I think one of my questions is about audience responses to art cinema. Hogg’s work has been compared to such directors as Rohmer and Ozu – both in terms of aesthetic and family drama. This film reminds me of Antonioni a little. Of course there are many differences in such comparisons as well but my interest here is to observe that I view those films as texts about ‘other’ cultures. The more different it is (Japanese middle class life in the 1950s) the easier it is to distance myself. The British middle class milieu is in one sense much more familiar (I’ve often stayed with friends in relatively isolated houses in remote parts of the UK and abroad) yet also in a way completely alien. I couldn’t stand more than a few hours in the company of Patricia or Cynthia (even if I’ve sometimes behaved nearly as badly as they do – and I suspect we all have). Social class difference is for me still the defining feature of British culture. The way in which Rose is treated in the film fills me with fury but perhaps the best illustration of this is the implied criticism of Edward. Romney in his review has this description:
” . . . Edward is unassumingly pleasant, compassionate, idealistic – and irredeemably wet.”

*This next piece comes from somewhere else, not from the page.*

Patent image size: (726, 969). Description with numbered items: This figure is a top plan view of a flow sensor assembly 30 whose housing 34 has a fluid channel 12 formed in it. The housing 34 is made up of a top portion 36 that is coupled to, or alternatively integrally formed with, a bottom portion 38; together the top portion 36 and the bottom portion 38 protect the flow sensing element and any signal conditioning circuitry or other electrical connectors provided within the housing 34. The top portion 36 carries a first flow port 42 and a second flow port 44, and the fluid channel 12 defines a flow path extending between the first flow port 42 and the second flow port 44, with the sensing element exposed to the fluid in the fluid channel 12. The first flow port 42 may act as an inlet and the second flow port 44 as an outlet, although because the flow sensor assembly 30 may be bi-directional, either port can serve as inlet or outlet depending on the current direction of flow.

It’s that use of the term ‘wet’ that is interesting. What does it actually mean? When Margaret Thatcher was savaging her way through the structure of British society, any of the (male) MPs in her own party who complained that she was going too far were dismissed as ‘wet’. The upper middle classes send their male children to boarding school, partly I think, to ‘toughen’ them up – to give them the confidence and arrogance to rule over the rest of us plebs. It clearly hasn’t worked for Edward who instead is sensitive but emotionally stunted. One of the teases of the film is that you hope that he will find some sort of emotional release with Rose – but this is a film in which narrative expectations are not likely to be fulfilled.

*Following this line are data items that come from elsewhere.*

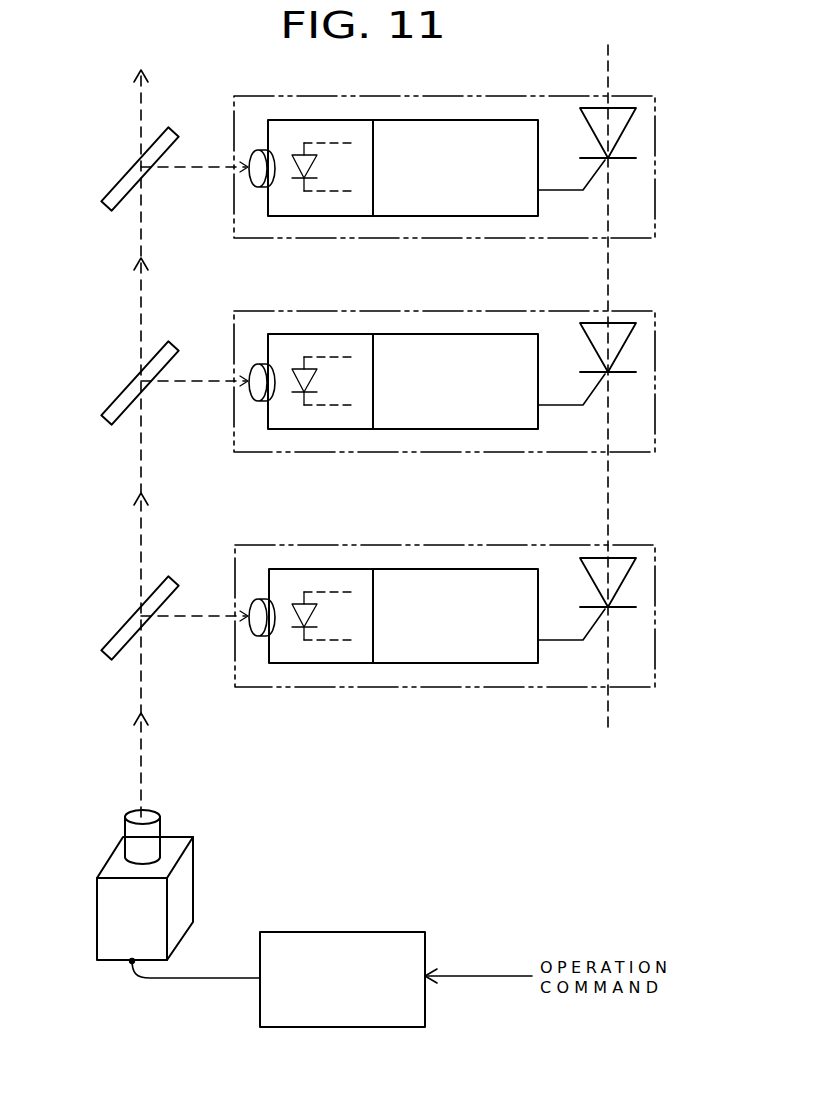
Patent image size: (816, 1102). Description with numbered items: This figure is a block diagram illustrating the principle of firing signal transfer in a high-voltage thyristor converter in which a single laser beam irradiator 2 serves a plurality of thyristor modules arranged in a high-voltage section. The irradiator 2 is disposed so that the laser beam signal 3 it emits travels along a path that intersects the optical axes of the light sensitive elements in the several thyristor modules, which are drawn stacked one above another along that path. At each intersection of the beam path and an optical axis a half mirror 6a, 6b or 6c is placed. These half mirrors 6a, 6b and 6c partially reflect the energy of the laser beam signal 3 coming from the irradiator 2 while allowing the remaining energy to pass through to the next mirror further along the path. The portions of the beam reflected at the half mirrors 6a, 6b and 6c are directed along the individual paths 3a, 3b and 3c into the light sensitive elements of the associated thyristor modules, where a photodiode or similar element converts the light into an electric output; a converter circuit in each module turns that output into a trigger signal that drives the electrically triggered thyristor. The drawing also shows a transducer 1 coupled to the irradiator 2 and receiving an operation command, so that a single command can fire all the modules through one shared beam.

The transducer 1 is at (332, 932).
The laser beam irradiator 2 is at (192, 868).
The laser beam signal 3 is at (145, 696).
The path 3a is at (214, 615).
The path 3b is at (214, 380).
The path 3c is at (204, 166).
The half mirror 6a is at (114, 631).
The half mirror 6b is at (113, 394).
The half mirror 6c is at (113, 179).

It seems that Joanna Hogg expects her audience to decode all the signs of repression in this family and to take their pleasure from the presentation of a well-crafted art object, but I can’t help wondering what her underlying motive is. Does she intend a political critique of this kind of upper middle class life? Perhaps the problem is mine in expecting some kind of social commentary to be progressive in some way? One specific point in respect: I found some aspects of Edward’s description of the project in Africa to be unbelievable and I’m not sure whether this was intended.
On the other hand, I think Joanna Hogg succeeds in creating an art film which successfully challenges audience expectations in an intelligent and carefully constructed way and I guess that can’t be a bad thing.